In a message dated 10/7/2002 8:19:41 PM Central Daylight Time, a.rosta@hidden.email writes:

<<
It never ceases to amaze me that Loglan/Lojban
ever got created -- a changing cast of so many clever people involved,
and somehow the collaboration worked. I find it hard to think of
any analogues in the rest of our culture.

>>
Gee, that should make us feel a bit better after all the negative comments about the sorts of goofs that arise from committee planning (an oxymoron?).  But, in fairness, Loglan was virtually a one-man operation: others may have proposed, but nothing happened until JCB figured out that he had really had the idea and then wrote it into law.  So the mess there was not from a committee but from one man's foibles and flaws (although he wrote a section on it in L1, I'm not sure he ever really did understand the DeMorgan moves, for example).  And that creation provided a (moderately stable -- since Lojban broke off at a point) baseline, as it were, for the next phase of modifications.

<<
The weird situation is that there are loads of good ideas and Right
Solutions buried under a film of crud. When we manage to scrape off
the crud, as with le vs. lo, there's a sense of triumph.
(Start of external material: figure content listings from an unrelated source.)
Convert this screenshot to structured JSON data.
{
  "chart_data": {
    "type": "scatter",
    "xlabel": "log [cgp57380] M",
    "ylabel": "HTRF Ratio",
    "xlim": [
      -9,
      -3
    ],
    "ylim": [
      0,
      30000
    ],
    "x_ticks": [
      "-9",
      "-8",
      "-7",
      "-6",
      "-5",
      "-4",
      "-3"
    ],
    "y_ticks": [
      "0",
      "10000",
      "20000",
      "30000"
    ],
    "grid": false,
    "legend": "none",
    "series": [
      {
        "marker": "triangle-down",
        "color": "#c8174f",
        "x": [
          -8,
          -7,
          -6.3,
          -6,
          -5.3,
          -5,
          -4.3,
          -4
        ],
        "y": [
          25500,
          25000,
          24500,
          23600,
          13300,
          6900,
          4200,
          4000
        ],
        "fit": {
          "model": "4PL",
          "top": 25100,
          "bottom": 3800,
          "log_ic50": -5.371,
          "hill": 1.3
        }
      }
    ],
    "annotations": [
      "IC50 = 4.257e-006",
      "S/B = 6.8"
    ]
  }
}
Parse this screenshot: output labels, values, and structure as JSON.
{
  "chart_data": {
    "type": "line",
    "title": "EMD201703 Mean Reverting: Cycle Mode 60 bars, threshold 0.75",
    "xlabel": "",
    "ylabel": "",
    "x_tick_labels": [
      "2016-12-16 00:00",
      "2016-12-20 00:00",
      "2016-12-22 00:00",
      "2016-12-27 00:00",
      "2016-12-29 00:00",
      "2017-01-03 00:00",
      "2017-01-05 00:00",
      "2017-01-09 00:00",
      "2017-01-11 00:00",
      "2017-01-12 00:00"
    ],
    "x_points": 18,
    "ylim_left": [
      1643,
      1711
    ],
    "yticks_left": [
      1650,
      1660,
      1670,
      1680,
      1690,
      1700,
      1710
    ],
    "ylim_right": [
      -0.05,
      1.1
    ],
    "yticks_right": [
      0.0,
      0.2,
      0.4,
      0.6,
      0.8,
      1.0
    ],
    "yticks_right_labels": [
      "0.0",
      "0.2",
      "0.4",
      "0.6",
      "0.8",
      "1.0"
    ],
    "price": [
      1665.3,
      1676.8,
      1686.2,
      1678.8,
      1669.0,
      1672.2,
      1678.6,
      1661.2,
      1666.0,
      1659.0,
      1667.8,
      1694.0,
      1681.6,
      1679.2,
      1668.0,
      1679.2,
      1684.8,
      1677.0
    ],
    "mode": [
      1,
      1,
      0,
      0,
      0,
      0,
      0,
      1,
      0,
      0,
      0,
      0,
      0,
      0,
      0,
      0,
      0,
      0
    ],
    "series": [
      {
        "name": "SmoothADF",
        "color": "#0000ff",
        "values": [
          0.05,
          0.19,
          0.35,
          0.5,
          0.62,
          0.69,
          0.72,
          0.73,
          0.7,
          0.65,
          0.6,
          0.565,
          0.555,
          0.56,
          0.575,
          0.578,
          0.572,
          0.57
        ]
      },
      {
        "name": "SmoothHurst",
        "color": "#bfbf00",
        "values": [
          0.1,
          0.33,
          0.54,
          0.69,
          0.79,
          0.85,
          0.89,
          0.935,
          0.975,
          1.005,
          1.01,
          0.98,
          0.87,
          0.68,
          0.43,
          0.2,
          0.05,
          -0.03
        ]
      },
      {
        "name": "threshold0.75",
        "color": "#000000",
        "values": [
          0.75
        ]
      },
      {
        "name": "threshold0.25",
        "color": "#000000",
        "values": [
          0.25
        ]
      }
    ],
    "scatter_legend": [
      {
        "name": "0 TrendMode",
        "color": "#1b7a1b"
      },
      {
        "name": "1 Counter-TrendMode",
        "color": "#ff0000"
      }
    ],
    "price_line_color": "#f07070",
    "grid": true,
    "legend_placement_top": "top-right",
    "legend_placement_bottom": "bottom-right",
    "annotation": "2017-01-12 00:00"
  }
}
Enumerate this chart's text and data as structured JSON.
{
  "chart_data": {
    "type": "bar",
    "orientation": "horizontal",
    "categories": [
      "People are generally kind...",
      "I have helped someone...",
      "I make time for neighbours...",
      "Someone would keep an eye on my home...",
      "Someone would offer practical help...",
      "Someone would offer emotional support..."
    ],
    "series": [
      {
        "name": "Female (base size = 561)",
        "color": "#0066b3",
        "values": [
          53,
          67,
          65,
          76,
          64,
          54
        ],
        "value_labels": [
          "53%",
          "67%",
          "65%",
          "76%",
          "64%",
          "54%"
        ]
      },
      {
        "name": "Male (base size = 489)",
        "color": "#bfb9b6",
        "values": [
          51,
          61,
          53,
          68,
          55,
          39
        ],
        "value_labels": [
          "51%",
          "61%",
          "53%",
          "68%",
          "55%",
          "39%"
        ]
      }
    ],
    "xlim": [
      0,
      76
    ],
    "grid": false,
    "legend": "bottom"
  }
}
When we don't,
as with CAhA (though Adam is currently having a go with this one), it's
frustrating.
>>
The thought that some of the problems arose out of Good Idea which somehow got buried but can be recovered is also pretty flattering.  I am doubtful that any significant number of Good Ideas are still there in bad disguises.  People keep coming up with "the right" uses for things that are clearly not given the right uses, but I am not sure that there was originally a Good Idea there that got lost.  More often, I think, it was people lost in an area, who put down something, since something was needed, but had little confidence (justly, it turns out) that it was the right way to go.  It just fit some pattern we thought we discerned -- having missed another pattern that would have worked better (we now believe).  I do wonder whether our insight at the moment, while convincingly better than that at the beginning, can yet claim finality to the point of forcing a change from the baseline: that no better change will turn up.

<<
I wish I could get into Lojbab's head, though, to understand the
mindset that cares enough to develop a language based on a load
of fundamentally good ideas, but doesn't care if they are then
buried by incomprehending specification or incomprehending usage.
And he's not alone, of course, in thinking that way.
>>
I can't speak for Bob, though I doubt that this is a fair characterization of his position,  My own (since I take the last remark to include me) is simply that we need a fixed target for people to learn.  Once they do that, they can see "faults" and "correct" them ad lib.  Some of these corrections may stick and some not.  And, as they do and as there are enough Lojbanists in a full sense to actually do some teaching on the side, the reliance on the fixed structure of a textbook will diminish and language learning can be more nearly natural.  In JCB's favorite story, the fixed language is the bootstrap by which we raise up the first generation of actual language users.  After that, teh community takes over and dares the textbooks to keep up.